= R. M. Vasagam =

Indian space scientist (1943–2025)

Ramaswamy Manicka Vasagam (1943 – 14 February 2025) was an Indian space scientist and a specialist in space systems including satellites and launch vehicles. In his career spanning close to three decades in the Indian Space Research Organisation, he held responsibilities including the Project Director for Ariane Passenger Payload Experiment— India's first indigenous geostationary communication satellite project, and later the Director of the Advanced Technology and Planning at the ISRO Headquarters. He was later the Vice Chancellor of Anna University and was until his death the Chancellor of Dr. M.G.R. Educational and Research Institute.

Vasagam was also the Project Director for India's first low-earth orbit earth observation satellite Bhaskara.

== Background ==
Vasagam was born in 1943. After graduating from PSG College of Technology in 1963, he completed his Master of Engineering in Electrical Engineering from Indian Institute of Technology Madras in 1965.

Vasagam died on 14 February 2025.

== Career ==
Vasagam joined India's space programme in 1965 while it was still Indian National Committee for Space Research. While at ISRO, he worked across functions including launch, planning and evaluation group, control systems, satellite centre and advanced technology and planning. He was the Project Director for India's first indigenous geostationary communication satellite project, APPLE during 1977–1983. In 1994, he took over as the Director, Directorate of Advanced Technology and Planning, ISRO Headquarters, Bangalore.

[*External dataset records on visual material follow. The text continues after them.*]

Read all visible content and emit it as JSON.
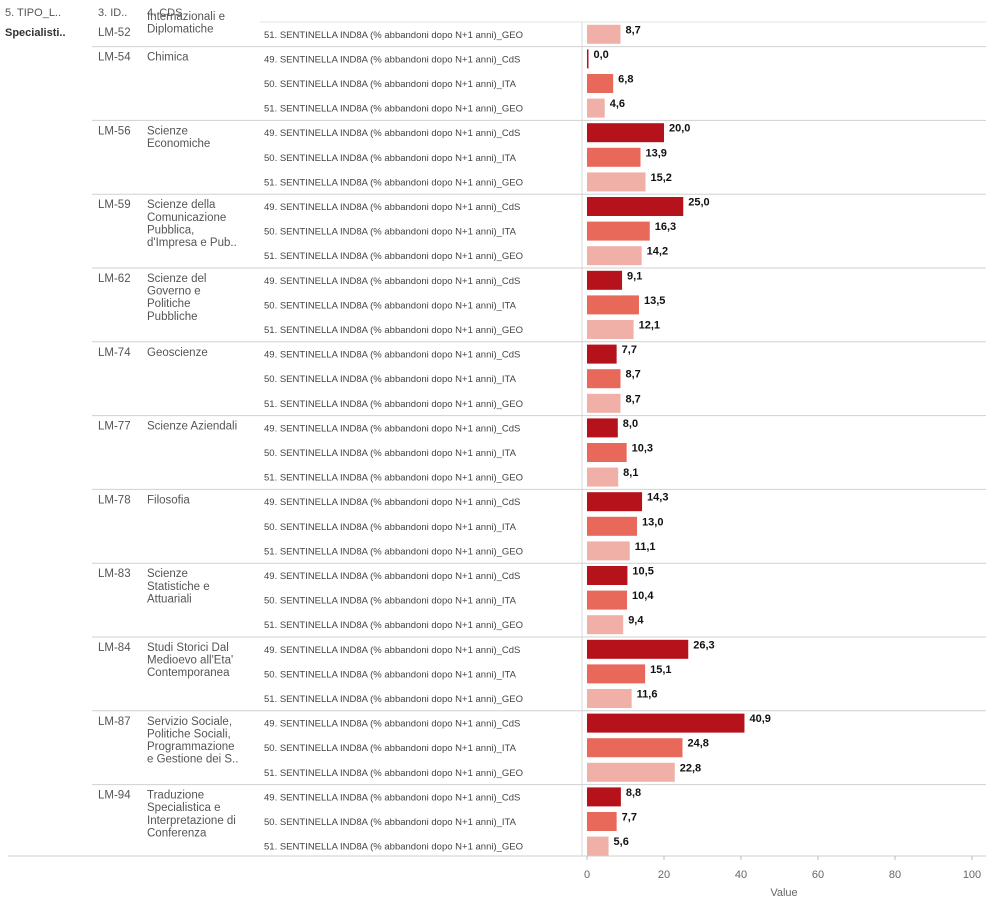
{
  "headers": {
    "tipo": "5. TIPO_L..",
    "id": "3. ID..",
    "cds": "4. CDS"
  },
  "tipo_value": "Specialisti..",
  "chart_data": {
    "type": "bar",
    "orientation": "horizontal",
    "xlabel": "Value",
    "xlim": [
      0,
      100
    ],
    "xticks": [
      0,
      20,
      40,
      60,
      80,
      100
    ],
    "colors": {
      "CdS": "#b5121b",
      "ITA": "#e8685a",
      "GEO": "#f0b0a8"
    },
    "groups": [
      {
        "id": "LM-52",
        "name": [
          "Internazionali e",
          "Diplomatiche"
        ],
        "rows": [
          {
            "measure": "51. SENTINELLA IND8A (% abbandoni dopo N+1 anni)_GEO",
            "kind": "GEO",
            "value": 8.7,
            "label": "8,7"
          }
        ]
      },
      {
        "id": "LM-54",
        "name": [
          "Chimica"
        ],
        "rows": [
          {
            "measure": "49. SENTINELLA IND8A (% abbandoni dopo N+1 anni)_CdS",
            "kind": "CdS",
            "value": 0.0,
            "label": "0,0"
          },
          {
            "measure": "50. SENTINELLA IND8A (% abbandoni dopo N+1 anni)_ITA",
            "kind": "ITA",
            "value": 6.8,
            "label": "6,8"
          },
          {
            "measure": "51. SENTINELLA IND8A (% abbandoni dopo N+1 anni)_GEO",
            "kind": "GEO",
            "value": 4.6,
            "label": "4,6"
          }
        ]
      },
      {
        "id": "LM-56",
        "name": [
          "Scienze",
          "Economiche"
        ],
        "rows": [
          {
            "measure": "49. SENTINELLA IND8A (% abbandoni dopo N+1 anni)_CdS",
            "kind": "CdS",
            "value": 20.0,
            "label": "20,0"
          },
          {
            "measure": "50. SENTINELLA IND8A (% abbandoni dopo N+1 anni)_ITA",
            "kind": "ITA",
            "value": 13.9,
            "label": "13,9"
          },
          {
            "measure": "51. SENTINELLA IND8A (% abbandoni dopo N+1 anni)_GEO",
            "kind": "GEO",
            "value": 15.2,
            "label": "15,2"
          }
        ]
      },
      {
        "id": "LM-59",
        "name": [
          "Scienze della",
          "Comunicazione",
          "Pubblica,",
          "d'Impresa e Pub.."
        ],
        "rows": [
          {
            "measure": "49. SENTINELLA IND8A (% abbandoni dopo N+1 anni)_CdS",
            "kind": "CdS",
            "value": 25.0,
            "label": "25,0"
          },
          {
            "measure": "50. SENTINELLA IND8A (% abbandoni dopo N+1 anni)_ITA",
            "kind": "ITA",
            "value": 16.3,
            "label": "16,3"
          },
          {
            "measure": "51. SENTINELLA IND8A (% abbandoni dopo N+1 anni)_GEO",
            "kind": "GEO",
            "value": 14.2,
            "label": "14,2"
          }
        ]
      },
      {
        "id": "LM-62",
        "name": [
          "Scienze del",
          "Governo e",
          "Politiche",
          "Pubbliche"
        ],
        "rows": [
          {
            "measure": "49. SENTINELLA IND8A (% abbandoni dopo N+1 anni)_CdS",
            "kind": "CdS",
            "value": 9.1,
            "label": "9,1"
          },
          {
            "measure": "50. SENTINELLA IND8A (% abbandoni dopo N+1 anni)_ITA",
            "kind": "ITA",
            "value": 13.5,
            "label": "13,5"
          },
          {
            "measure": "51. SENTINELLA IND8A (% abbandoni dopo N+1 anni)_GEO",
            "kind": "GEO",
            "value": 12.1,
            "label": "12,1"
          }
        ]
      },
      {
        "id": "LM-74",
        "name": [
          "Geoscienze"
        ],
        "rows": [
          {
            "measure": "49. SENTINELLA IND8A (% abbandoni dopo N+1 anni)_CdS",
            "kind": "CdS",
            "value": 7.7,
            "label": "7,7"
          },
          {
            "measure": "50. SENTINELLA IND8A (% abbandoni dopo N+1 anni)_ITA",
            "kind": "ITA",
            "value": 8.7,
            "label": "8,7"
          },
          {
            "measure": "51. SENTINELLA IND8A (% abbandoni dopo N+1 anni)_GEO",
            "kind": "GEO",
            "value": 8.7,
            "label": "8,7"
          }
        ]
      },
      {
        "id": "LM-77",
        "name": [
          "Scienze Aziendali"
        ],
        "rows": [
          {
            "measure": "49. SENTINELLA IND8A (% abbandoni dopo N+1 anni)_CdS",
            "kind": "CdS",
            "value": 8.0,
            "label": "8,0"
          },
          {
            "measure": "50. SENTINELLA IND8A (% abbandoni dopo N+1 anni)_ITA",
            "kind": "ITA",
            "value": 10.3,
            "label": "10,3"
          },
          {
            "measure": "51. SENTINELLA IND8A (% abbandoni dopo N+1 anni)_GEO",
            "kind": "GEO",
            "value": 8.1,
            "label": "8,1"
          }
        ]
      },
      {
        "id": "LM-78",
        "name": [
          "Filosofia"
        ],
        "rows": [
          {
            "measure": "49. SENTINELLA IND8A (% abbandoni dopo N+1 anni)_CdS",
            "kind": "CdS",
            "value": 14.3,
            "label": "14,3"
          },
          {
            "measure": "50. SENTINELLA IND8A (% abbandoni dopo N+1 anni)_ITA",
            "kind": "ITA",
            "value": 13.0,
            "label": "13,0"
          },
          {
            "measure": "51. SENTINELLA IND8A (% abbandoni dopo N+1 anni)_GEO",
            "kind": "GEO",
            "value": 11.1,
            "label": "11,1"
          }
        ]
      },
      {
        "id": "LM-83",
        "name": [
          "Scienze",
          "Statistiche e",
          "Attuariali"
        ],
        "rows": [
          {
            "measure": "49. SENTINELLA IND8A (% abbandoni dopo N+1 anni)_CdS",
            "kind": "CdS",
            "value": 10.5,
            "label": "10,5"
          },
          {
            "measure": "50. SENTINELLA IND8A (% abbandoni dopo N+1 anni)_ITA",
            "kind": "ITA",
            "value": 10.4,
            "label": "10,4"
          },
          {
            "measure": "51. SENTINELLA IND8A (% abbandoni dopo N+1 anni)_GEO",
            "kind": "GEO",
            "value": 9.4,
            "label": "9,4"
          }
        ]
      },
      {
        "id": "LM-84",
        "name": [
          "Studi Storici Dal",
          "Medioevo all'Eta'",
          "Contemporanea"
        ],
        "rows": [
          {
            "measure": "49. SENTINELLA IND8A (% abbandoni dopo N+1 anni)_CdS",
            "kind": "CdS",
            "value": 26.3,
            "label": "26,3"
          },
          {
            "measure": "50. SENTINELLA IND8A (% abbandoni dopo N+1 anni)_ITA",
            "kind": "ITA",
            "value": 15.1,
            "label": "15,1"
          },
          {
            "measure": "51. SENTINELLA IND8A (% abbandoni dopo N+1 anni)_GEO",
            "kind": "GEO",
            "value": 11.6,
            "label": "11,6"
          }
        ]
      },
      {
        "id": "LM-87",
        "name": [
          "Servizio Sociale,",
          "Politiche Sociali,",
          "Programmazione",
          "e Gestione dei S.."
        ],
        "rows": [
          {
            "measure": "49. SENTINELLA IND8A (% abbandoni dopo N+1 anni)_CdS",
            "kind": "CdS",
            "value": 40.9,
            "label": "40,9"
          },
          {
            "measure": "50. SENTINELLA IND8A (% abbandoni dopo N+1 anni)_ITA",
            "kind": "ITA",
            "value": 24.8,
            "label": "24,8"
          },
          {
            "measure": "51. SENTINELLA IND8A (% abbandoni dopo N+1 anni)_GEO",
            "kind": "GEO",
            "value": 22.8,
            "label": "22,8"
          }
        ]
      },
      {
        "id": "LM-94",
        "name": [
          "Traduzione",
          "Specialistica e",
          "Interpretazione di",
          "Conferenza"
        ],
        "rows": [
          {
            "measure": "49. SENTINELLA IND8A (% abbandoni dopo N+1 anni)_CdS",
            "kind": "CdS",
            "value": 8.8,
            "label": "8,8"
          },
          {
            "measure": "50. SENTINELLA IND8A (% abbandoni dopo N+1 anni)_ITA",
            "kind": "ITA",
            "value": 7.7,
            "label": "7,7"
          },
          {
            "measure": "51. SENTINELLA IND8A (% abbandoni dopo N+1 anni)_GEO",
            "kind": "GEO",
            "value": 5.6,
            "label": "5,6"
          }
        ]
      }
    ]
  }
}
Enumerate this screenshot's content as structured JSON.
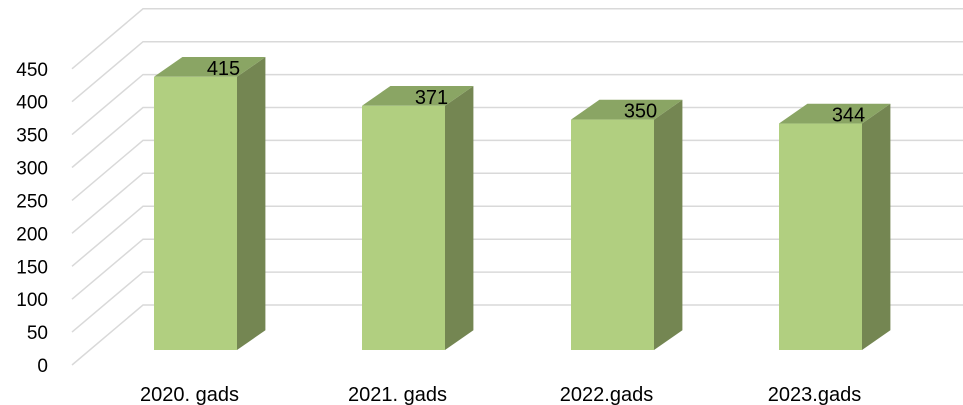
{
  "chart_data": {
    "type": "bar",
    "style": "3d-column",
    "categories": [
      "2020. gads",
      "2021. gads",
      "2022.gads",
      "2023.gads"
    ],
    "values": [
      415,
      371,
      350,
      344
    ],
    "data_labels": [
      "415",
      "371",
      "350",
      "344"
    ],
    "yticks": [
      "0",
      "50",
      "100",
      "150",
      "200",
      "250",
      "300",
      "350",
      "400",
      "450"
    ],
    "ylim": [
      0,
      450
    ],
    "grid": true,
    "legend": "none",
    "colors": {
      "front": "#b1cf80",
      "side": "#748652",
      "top": "#8aa564",
      "outline": "#5e7040",
      "grid": "#d9d9d9"
    }
  }
}
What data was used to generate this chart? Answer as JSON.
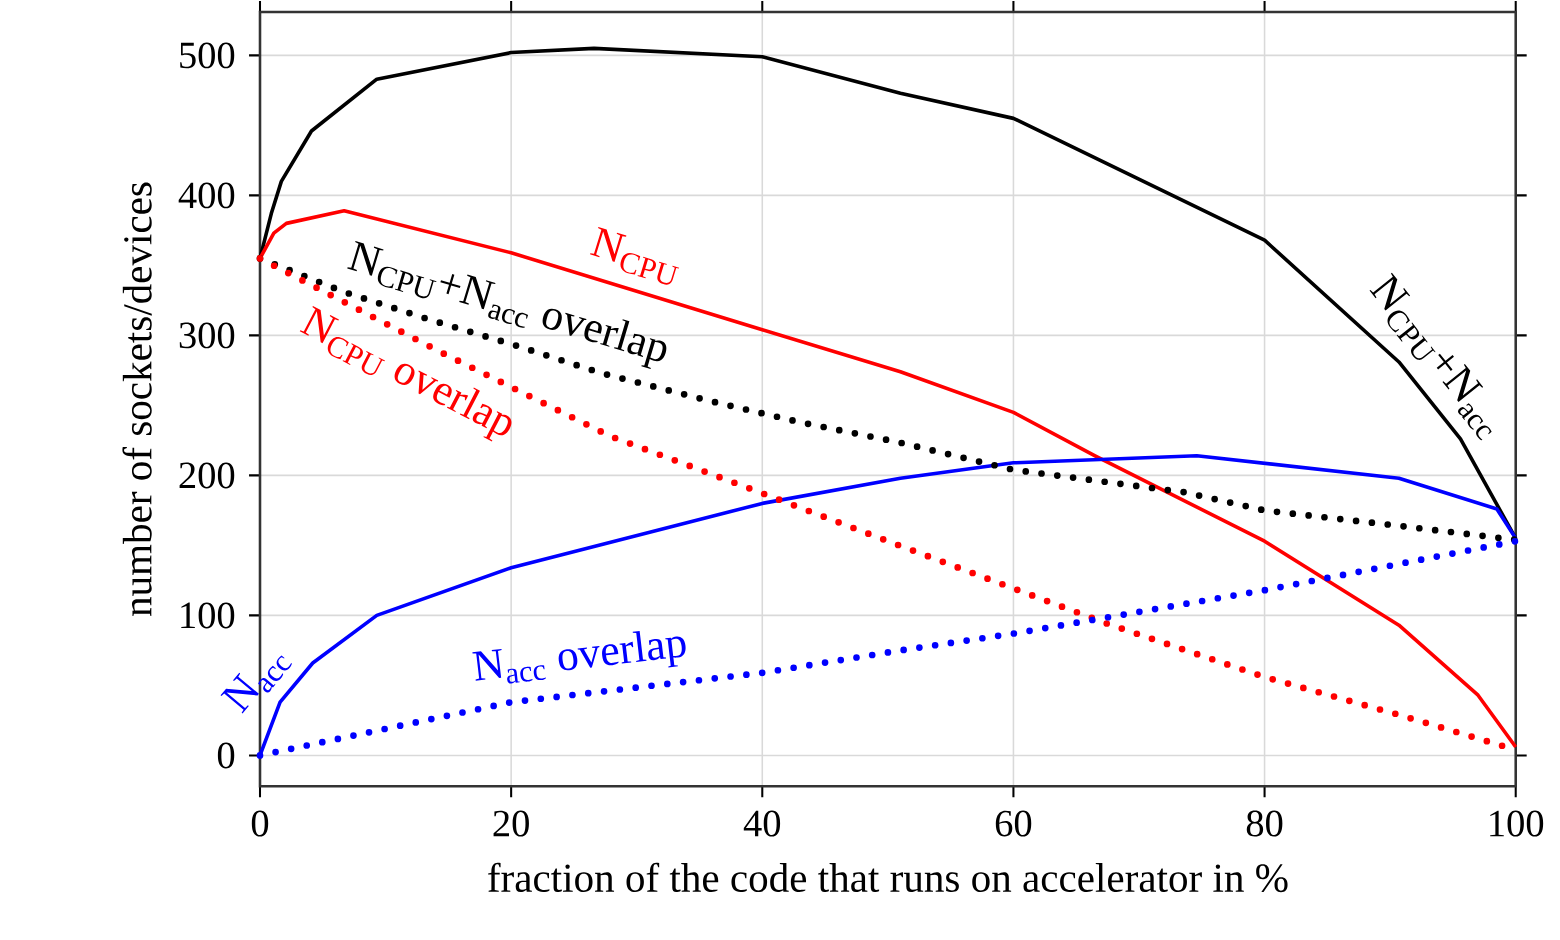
{
  "chart_data": {
    "type": "line",
    "xlabel": "fraction of the code that runs on accelerator in %",
    "ylabel": "number of sockets/devices",
    "xlim": [
      0,
      100
    ],
    "ylim": [
      -22,
      531
    ],
    "xticks": [
      0,
      20,
      40,
      60,
      80,
      100
    ],
    "yticks": [
      0,
      100,
      200,
      300,
      400,
      500
    ],
    "grid": true,
    "series": [
      {
        "name": "N$_{CPU}$+N$_{acc}$",
        "color": "#000000",
        "line_style": "solid",
        "x": [
          0,
          0.9,
          1.7,
          4.1,
          9.3,
          20,
          26.6,
          40,
          51,
          60,
          80,
          90.7,
          95.6,
          100
        ],
        "values": [
          355,
          387,
          410,
          446,
          483,
          502,
          505,
          499,
          473,
          455,
          368,
          281,
          226,
          155
        ]
      },
      {
        "name": "N$_{CPU}$",
        "color": "#ff0000",
        "line_style": "solid",
        "x": [
          0,
          1.1,
          2.1,
          6.7,
          20,
          40,
          51,
          60,
          66.5,
          80,
          90.7,
          97,
          100
        ],
        "values": [
          355,
          373,
          380,
          389,
          359,
          304,
          274,
          245,
          214,
          153,
          93,
          43,
          6
        ]
      },
      {
        "name": "N$_{acc}$",
        "color": "#0000ff",
        "line_style": "solid",
        "x": [
          0,
          1.6,
          4.2,
          9.3,
          20,
          40,
          51,
          60,
          74.6,
          90.7,
          98.5,
          100
        ],
        "values": [
          0,
          38,
          66,
          100,
          134,
          180,
          198,
          209,
          214,
          198,
          176,
          155
        ]
      },
      {
        "name": "N$_{CPU}$+N$_{acc}$ overlap",
        "color": "#000000",
        "line_style": "dotted",
        "x": [
          0,
          6.7,
          13.6,
          20.3,
          27.2,
          35.9,
          43,
          50.7,
          60,
          73.6,
          80,
          90.7,
          100
        ],
        "values": [
          355,
          331,
          311,
          293,
          273,
          253,
          238,
          224,
          204,
          188,
          175,
          164,
          154
        ]
      },
      {
        "name": "N$_{CPU}$ overlap",
        "color": "#ff0000",
        "line_style": "dotted",
        "x": [
          0,
          14.4,
          27.9,
          38.9,
          50.9,
          67.5,
          80,
          90.7,
          100
        ],
        "values": [
          355,
          288,
          228,
          191,
          150,
          94,
          56,
          29,
          4
        ]
      },
      {
        "name": "N$_{acc}$ overlap",
        "color": "#0000ff",
        "line_style": "dotted",
        "x": [
          0,
          20,
          40,
          51,
          60,
          80,
          100
        ],
        "values": [
          0,
          38,
          59,
          75,
          87,
          118,
          153
        ]
      }
    ]
  }
}
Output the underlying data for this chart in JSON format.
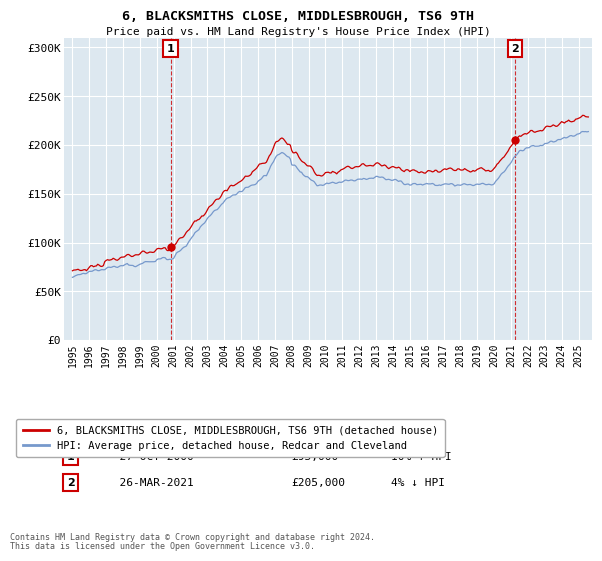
{
  "title": "6, BLACKSMITHS CLOSE, MIDDLESBROUGH, TS6 9TH",
  "subtitle": "Price paid vs. HM Land Registry's House Price Index (HPI)",
  "ylabel_ticks": [
    "£0",
    "£50K",
    "£100K",
    "£150K",
    "£200K",
    "£250K",
    "£300K"
  ],
  "ytick_values": [
    0,
    50000,
    100000,
    150000,
    200000,
    250000,
    300000
  ],
  "ylim": [
    0,
    310000
  ],
  "xlim_start": 1994.5,
  "xlim_end": 2025.8,
  "legend_line1": "6, BLACKSMITHS CLOSE, MIDDLESBROUGH, TS6 9TH (detached house)",
  "legend_line2": "HPI: Average price, detached house, Redcar and Cleveland",
  "line1_color": "#cc0000",
  "line2_color": "#7799cc",
  "point1_label": "1",
  "point1_date": "27-OCT-2000",
  "point1_price": "£95,000",
  "point1_hpi": "10% ↑ HPI",
  "point1_x": 2000.82,
  "point1_y": 95000,
  "point2_label": "2",
  "point2_date": "26-MAR-2021",
  "point2_price": "£205,000",
  "point2_hpi": "4% ↓ HPI",
  "point2_x": 2021.23,
  "point2_y": 205000,
  "footnote1": "Contains HM Land Registry data © Crown copyright and database right 2024.",
  "footnote2": "This data is licensed under the Open Government Licence v3.0.",
  "background_color": "#ffffff",
  "plot_bg_color": "#dde8f0"
}
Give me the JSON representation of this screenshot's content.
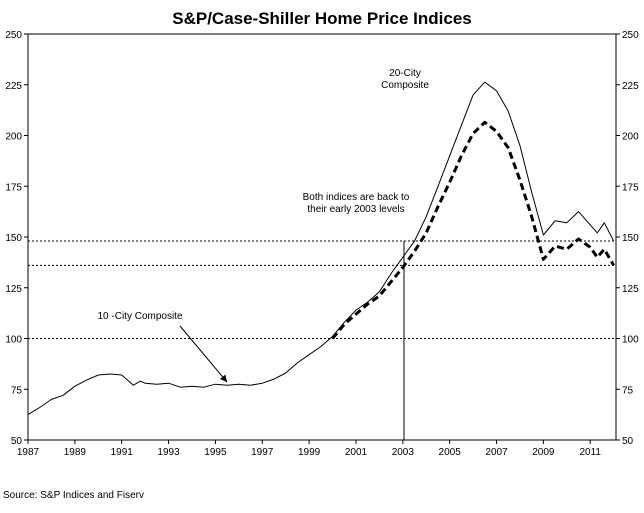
{
  "chart_data": {
    "type": "line",
    "title": "S&P/Case-Shiller Home Price Indices",
    "xlabel": "",
    "ylabel": "",
    "xlim": [
      1987,
      2012.1
    ],
    "ylim": [
      50,
      250
    ],
    "x_ticks": [
      1987,
      1989,
      1991,
      1993,
      1995,
      1997,
      1999,
      2001,
      2003,
      2005,
      2007,
      2009,
      2011
    ],
    "x_tick_labels": [
      "1987",
      "1989",
      "1991",
      "1993",
      "1995",
      "1997",
      "1999",
      "2001",
      "2003",
      "2005",
      "2007",
      "2009",
      "2011"
    ],
    "y_ticks": [
      50,
      75,
      100,
      125,
      150,
      175,
      200,
      225,
      250
    ],
    "y_tick_labels": [
      "50",
      "75",
      "100",
      "125",
      "150",
      "175",
      "200",
      "225",
      "250"
    ],
    "grid": false,
    "reference_lines": [
      {
        "y": 148,
        "style": "dotted"
      },
      {
        "y": 136,
        "style": "dotted"
      },
      {
        "y": 100,
        "style": "dotted"
      }
    ],
    "vertical_marker": {
      "x": 2003.05,
      "from": 50,
      "to": 148
    },
    "series": [
      {
        "name": "10 -City Composite",
        "style": "solid",
        "points": [
          [
            1987.0,
            62.5
          ],
          [
            1987.5,
            66
          ],
          [
            1988.0,
            70
          ],
          [
            1988.5,
            72
          ],
          [
            1989.0,
            76.5
          ],
          [
            1989.5,
            79.5
          ],
          [
            1990.0,
            82
          ],
          [
            1990.5,
            82.5
          ],
          [
            1991.0,
            82
          ],
          [
            1991.3,
            79
          ],
          [
            1991.5,
            77
          ],
          [
            1991.8,
            79
          ],
          [
            1992.0,
            78
          ],
          [
            1992.5,
            77.5
          ],
          [
            1993.0,
            78
          ],
          [
            1993.5,
            76
          ],
          [
            1994.0,
            76.5
          ],
          [
            1994.5,
            76
          ],
          [
            1995.0,
            77.5
          ],
          [
            1995.5,
            77
          ],
          [
            1996.0,
            77.5
          ],
          [
            1996.5,
            77
          ],
          [
            1997.0,
            78
          ],
          [
            1997.5,
            80
          ],
          [
            1998.0,
            83
          ],
          [
            1998.5,
            88
          ],
          [
            1999.0,
            92
          ],
          [
            1999.5,
            96
          ],
          [
            2000.0,
            101
          ],
          [
            2000.5,
            108
          ],
          [
            2001.0,
            114
          ],
          [
            2001.5,
            118
          ],
          [
            2002.0,
            123
          ],
          [
            2002.5,
            132
          ],
          [
            2003.0,
            140
          ],
          [
            2003.5,
            148
          ],
          [
            2004.0,
            160
          ],
          [
            2004.5,
            175
          ],
          [
            2005.0,
            190
          ],
          [
            2005.5,
            205
          ],
          [
            2006.0,
            220
          ],
          [
            2006.5,
            226.3
          ],
          [
            2007.0,
            222
          ],
          [
            2007.5,
            212
          ],
          [
            2008.0,
            195
          ],
          [
            2008.5,
            172
          ],
          [
            2009.0,
            151
          ],
          [
            2009.5,
            158
          ],
          [
            2010.0,
            157
          ],
          [
            2010.5,
            162.5
          ],
          [
            2011.0,
            156
          ],
          [
            2011.3,
            152
          ],
          [
            2011.6,
            157
          ],
          [
            2012.0,
            148
          ]
        ]
      },
      {
        "name": "20-City Composite",
        "style": "dashed",
        "points": [
          [
            2000.0,
            100
          ],
          [
            2000.5,
            107
          ],
          [
            2001.0,
            112
          ],
          [
            2001.5,
            117
          ],
          [
            2002.0,
            121
          ],
          [
            2002.5,
            128
          ],
          [
            2003.0,
            135
          ],
          [
            2003.5,
            143
          ],
          [
            2004.0,
            152
          ],
          [
            2004.5,
            165
          ],
          [
            2005.0,
            177
          ],
          [
            2005.5,
            190
          ],
          [
            2006.0,
            201
          ],
          [
            2006.5,
            206.5
          ],
          [
            2007.0,
            202
          ],
          [
            2007.5,
            194
          ],
          [
            2008.0,
            178
          ],
          [
            2008.5,
            160
          ],
          [
            2009.0,
            139
          ],
          [
            2009.5,
            145.5
          ],
          [
            2010.0,
            144
          ],
          [
            2010.5,
            149
          ],
          [
            2011.0,
            145
          ],
          [
            2011.3,
            140
          ],
          [
            2011.6,
            144
          ],
          [
            2012.0,
            136
          ]
        ]
      }
    ],
    "annotations": [
      {
        "id": "twenty-city",
        "lines": [
          "20-City",
          "Composite"
        ]
      },
      {
        "id": "both-indices",
        "lines": [
          "Both indices are back to",
          "their early 2003 levels"
        ]
      },
      {
        "id": "ten-city",
        "lines": [
          "10 -City Composite"
        ]
      }
    ],
    "source": "Source: S&P Indices and Fiserv"
  }
}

During 1996–1999, he was the Vice Chancellor of Anna University, Chennai. He was later the Chairman of Tamil Nadu Institute of Information Technology Chennai (June 1999 – October 2001), and Director (IT) at Karunya Institute of Technology and Sciences, Coimbatore. He also held the post of Vice Chancellor (June 2003 – April 2006) and Pro-Chancellor (April 2006 – September 2008) at Dr. M.G.R. Educational and Research Institute. Vasagam was the Chancellor, Dr. M.G.R. Educational and Research Institute, Chennai.

His other areas of interest included self-reliance in space systems, reusable launch vehicles and serviceable satellites.

== Awards ==
- Hari Om Ashram Prerit Vikram Sarabhai Research Award, 1981, by PRL, Department of Space, Govt. of India.
- Padma Shri, 1982 by the Govt. of India.
- IEEE Centennial Medal, Bangalore Section, 1984 IEEE.